Namibia has the most unequal income distribution in the world. The village of Otjivero-Omitara was a typical Namibian village, beset by poverty, AIDS, alcoholism, and crime.

There, non-profits launched a small pilot program. Every resident received a basic monthly income grant, regardless of their work status or additional income.

After the grant, malnourishment of children fell from 42 to 10 percent, school had higher attendance rates and children were more attentive, crime dropped by 36.5 percent, unemployment dropped from 60 to 45 percent, and incomes, above the grant, increased by 29 percent.

These basic income grants may have jolted the poor out of a poverty cycle, helping them to find work, start businesses, and attend school.

Because basic income grants speak to both liberty and equality, the idea attracts advocates of many political positions, and may reduce the size of government as well as poverty.

Critics are concerned that grants provide a disincentive to work.

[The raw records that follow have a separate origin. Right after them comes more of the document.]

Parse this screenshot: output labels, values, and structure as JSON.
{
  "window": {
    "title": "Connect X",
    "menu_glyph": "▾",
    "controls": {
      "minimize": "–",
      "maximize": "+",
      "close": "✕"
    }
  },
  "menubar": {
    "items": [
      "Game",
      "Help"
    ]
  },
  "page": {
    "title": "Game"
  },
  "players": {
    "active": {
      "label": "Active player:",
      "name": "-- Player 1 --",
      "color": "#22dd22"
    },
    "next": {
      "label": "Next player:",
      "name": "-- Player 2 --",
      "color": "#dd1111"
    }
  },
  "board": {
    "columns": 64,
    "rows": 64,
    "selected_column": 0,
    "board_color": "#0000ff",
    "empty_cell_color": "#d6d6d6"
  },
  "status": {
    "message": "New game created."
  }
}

Advocates argue that they encourage work, because people don't lose welfare income when they take a job. Critics contend that grants compete with funding for public schools and healthcare. Advocates argue that money is saved on administering welfare because grants work through the tax code.

What do you think? Can basic income grants work elsewhere? Are they a requirement of responsible government? Or, are grants an excessive intrusion of government into individual responsibilities?

By William Vocke

Adapted from Debbie Chung "Basic Income Grants Alleviate Poverty in Namibia."